A total of 5 RCTs involving 438 patients met the inclusion criteria. Low-quality evidence of the meta-analysis was performed for the heterogeneity of the included studies. Pooled analysis showed no significant differences between decompression alone and fusion groups for the Oswestry Disability Index (ODI) scores at the baseline (P = 0.50) and 2 years follow-up (P = 0.71), and the satisfaction rate of operations was also similar for the groups (P = 0.53). However, operation time (P = 0.002), blood loss (P < 0.00001), and length of hospital stay (P = 0.007) were remarkably higher in the fusion group. Furthermore, there was no difference in the reoperation rate between these 2 groups at the latest follow-up (P = 0.49).
The methodological criteria and sample sizes were highly variable. The studies were heterogeneous.
The present meta-analysis is the first to compare the efficacy of decompression alone and spinal fusion for the treatment of DLSS, including 5 RCTs. Our results demonstrate that additional fusion surgery seems unlikely to result in better outcomes for patients with DLSS, but it may increase additional risks and costs. High-quality homogeneous research is required to provide further evidence about surgical procedures for patients with DLSS.
Decompression, fusion, lumbar spinal stenosis, meta-analysis.
退行性腰椎管狭窄症(DLSS)是老年人慢性下腰痛的主要原因。对于保守治疗无效的症状性患者,通常会进行手术。然而,融合是否是一种更好的手术选择尚不清楚。
本研究旨在系统评价减压术与减压融合术治疗 DLSS 的临床疗效。
对 DLSS 减压与融合治疗的疗效进行系统评价。
检索了 5 个电子数据库,包括 PubMed、EMBASE、MEDLINE、Cochrane Library 和 CENTRAL,检索时间截至 2016 年 8 月。仅纳入比较减压与融合手术治疗 DLSS 的随机对照试验(RCT)。
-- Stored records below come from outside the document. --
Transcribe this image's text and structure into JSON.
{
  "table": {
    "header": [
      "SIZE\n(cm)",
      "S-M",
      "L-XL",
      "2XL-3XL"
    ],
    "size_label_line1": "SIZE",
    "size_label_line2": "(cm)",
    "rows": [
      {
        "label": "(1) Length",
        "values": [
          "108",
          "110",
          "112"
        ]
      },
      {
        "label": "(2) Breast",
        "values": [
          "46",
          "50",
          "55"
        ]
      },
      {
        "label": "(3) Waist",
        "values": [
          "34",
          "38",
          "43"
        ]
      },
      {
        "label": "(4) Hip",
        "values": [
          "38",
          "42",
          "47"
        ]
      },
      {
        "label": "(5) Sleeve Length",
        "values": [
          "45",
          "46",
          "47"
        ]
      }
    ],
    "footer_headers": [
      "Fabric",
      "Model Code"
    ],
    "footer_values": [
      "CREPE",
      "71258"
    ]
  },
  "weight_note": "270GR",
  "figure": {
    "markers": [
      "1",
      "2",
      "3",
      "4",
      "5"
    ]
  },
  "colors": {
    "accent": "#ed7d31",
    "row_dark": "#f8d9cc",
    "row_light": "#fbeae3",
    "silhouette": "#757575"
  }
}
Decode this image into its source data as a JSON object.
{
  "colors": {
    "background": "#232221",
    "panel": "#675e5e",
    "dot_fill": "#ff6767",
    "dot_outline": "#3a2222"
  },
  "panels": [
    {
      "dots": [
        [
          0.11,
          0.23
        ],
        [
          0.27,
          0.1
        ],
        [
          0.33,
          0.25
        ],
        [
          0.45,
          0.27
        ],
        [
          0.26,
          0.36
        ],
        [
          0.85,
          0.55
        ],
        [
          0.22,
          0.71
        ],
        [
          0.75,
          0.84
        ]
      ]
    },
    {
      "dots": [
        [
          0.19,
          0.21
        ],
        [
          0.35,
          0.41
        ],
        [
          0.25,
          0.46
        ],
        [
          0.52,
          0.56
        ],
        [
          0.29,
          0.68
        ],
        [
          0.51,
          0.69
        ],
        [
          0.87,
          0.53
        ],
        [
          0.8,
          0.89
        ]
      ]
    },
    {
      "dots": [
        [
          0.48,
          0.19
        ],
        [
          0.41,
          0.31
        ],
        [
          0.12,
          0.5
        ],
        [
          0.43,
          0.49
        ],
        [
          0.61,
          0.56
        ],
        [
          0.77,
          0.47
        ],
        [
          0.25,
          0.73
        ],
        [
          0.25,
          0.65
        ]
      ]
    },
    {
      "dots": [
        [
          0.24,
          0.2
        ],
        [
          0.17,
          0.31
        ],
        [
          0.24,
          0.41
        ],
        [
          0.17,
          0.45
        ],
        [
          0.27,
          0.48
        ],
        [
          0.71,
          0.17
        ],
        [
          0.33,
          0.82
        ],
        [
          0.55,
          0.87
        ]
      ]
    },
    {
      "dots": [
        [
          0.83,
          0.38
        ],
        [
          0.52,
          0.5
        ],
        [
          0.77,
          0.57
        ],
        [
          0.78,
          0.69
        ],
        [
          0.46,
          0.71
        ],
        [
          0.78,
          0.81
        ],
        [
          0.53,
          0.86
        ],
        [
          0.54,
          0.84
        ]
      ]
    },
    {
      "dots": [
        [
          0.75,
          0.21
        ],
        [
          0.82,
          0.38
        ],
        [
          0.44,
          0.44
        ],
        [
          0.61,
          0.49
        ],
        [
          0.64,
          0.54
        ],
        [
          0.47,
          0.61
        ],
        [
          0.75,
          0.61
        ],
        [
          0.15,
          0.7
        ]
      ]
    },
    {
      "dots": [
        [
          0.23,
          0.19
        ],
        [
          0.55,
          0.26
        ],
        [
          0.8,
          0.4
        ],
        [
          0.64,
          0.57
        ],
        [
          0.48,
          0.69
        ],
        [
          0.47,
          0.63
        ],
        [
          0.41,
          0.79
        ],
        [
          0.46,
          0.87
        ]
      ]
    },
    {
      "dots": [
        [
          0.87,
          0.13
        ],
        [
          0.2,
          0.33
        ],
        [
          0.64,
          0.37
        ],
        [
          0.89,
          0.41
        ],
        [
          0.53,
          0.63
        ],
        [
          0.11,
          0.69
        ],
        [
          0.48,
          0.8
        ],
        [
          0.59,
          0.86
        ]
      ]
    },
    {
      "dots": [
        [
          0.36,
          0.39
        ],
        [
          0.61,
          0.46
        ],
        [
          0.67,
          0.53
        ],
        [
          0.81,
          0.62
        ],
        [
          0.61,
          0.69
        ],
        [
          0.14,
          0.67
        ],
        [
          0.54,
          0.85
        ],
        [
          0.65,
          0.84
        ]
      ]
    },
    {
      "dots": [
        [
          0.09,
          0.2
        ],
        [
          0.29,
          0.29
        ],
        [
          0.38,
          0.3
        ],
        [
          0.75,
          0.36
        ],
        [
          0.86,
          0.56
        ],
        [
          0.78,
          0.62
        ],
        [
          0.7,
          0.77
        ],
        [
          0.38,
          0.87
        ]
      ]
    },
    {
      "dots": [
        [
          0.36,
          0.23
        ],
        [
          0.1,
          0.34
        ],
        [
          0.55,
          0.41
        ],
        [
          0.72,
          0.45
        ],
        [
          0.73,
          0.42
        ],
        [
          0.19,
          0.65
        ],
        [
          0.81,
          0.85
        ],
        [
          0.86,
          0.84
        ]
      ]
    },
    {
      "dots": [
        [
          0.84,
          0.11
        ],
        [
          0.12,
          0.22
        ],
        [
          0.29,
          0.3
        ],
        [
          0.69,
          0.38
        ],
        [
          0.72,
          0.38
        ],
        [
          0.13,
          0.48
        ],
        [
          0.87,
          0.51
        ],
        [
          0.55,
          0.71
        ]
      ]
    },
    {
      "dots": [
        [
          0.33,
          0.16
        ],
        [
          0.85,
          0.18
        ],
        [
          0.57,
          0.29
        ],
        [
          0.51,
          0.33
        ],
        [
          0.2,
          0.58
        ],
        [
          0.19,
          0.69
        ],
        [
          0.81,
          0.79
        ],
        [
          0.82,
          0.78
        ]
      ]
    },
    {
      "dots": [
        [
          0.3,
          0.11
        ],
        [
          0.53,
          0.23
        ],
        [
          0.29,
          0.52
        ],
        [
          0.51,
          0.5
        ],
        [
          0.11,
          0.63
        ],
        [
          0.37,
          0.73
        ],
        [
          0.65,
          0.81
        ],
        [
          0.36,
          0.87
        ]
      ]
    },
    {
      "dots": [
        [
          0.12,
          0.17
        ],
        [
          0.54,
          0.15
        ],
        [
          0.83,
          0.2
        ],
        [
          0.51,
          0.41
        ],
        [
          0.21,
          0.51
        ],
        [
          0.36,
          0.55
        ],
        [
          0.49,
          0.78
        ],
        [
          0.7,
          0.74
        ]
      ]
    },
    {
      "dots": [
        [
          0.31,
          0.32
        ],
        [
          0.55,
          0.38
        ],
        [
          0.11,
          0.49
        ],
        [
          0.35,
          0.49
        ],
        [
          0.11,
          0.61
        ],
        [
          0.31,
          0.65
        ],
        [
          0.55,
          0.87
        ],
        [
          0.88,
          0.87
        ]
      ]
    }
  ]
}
共纳入 5 项 RCT,包含 438 例患者。由于纳入研究的异质性,对其进行了低质量证据的 meta 分析。汇总分析显示,在基线时(P = 0.50)和 2 年随访时(P = 0.71),单纯减压组与融合组的 Oswestry 功能障碍指数(ODI)评分无显著差异,且两组的手术满意度也相似(P = 0.53)。然而,融合组的手术时间(P = 0.002)、出血量(P < 0.00001)和住院时间(P = 0.007)显著更长。此外,在末次随访时,两组的再手术率无差异(P = 0.49)。
研究方法学标准和样本量差异较大,研究存在异质性。
本 meta 分析首次比较了单纯减压与融合手术治疗 DLSS 的疗效,纳入了 5 项 RCT。我们的结果表明,对于 DLSS 患者,融合手术可能不会带来更好的结果,但会增加额外的风险和成本。需要高质量的同质研究为 DLSS 患者的手术提供进一步的证据。
减压;融合;腰椎管狭窄症;meta 分析。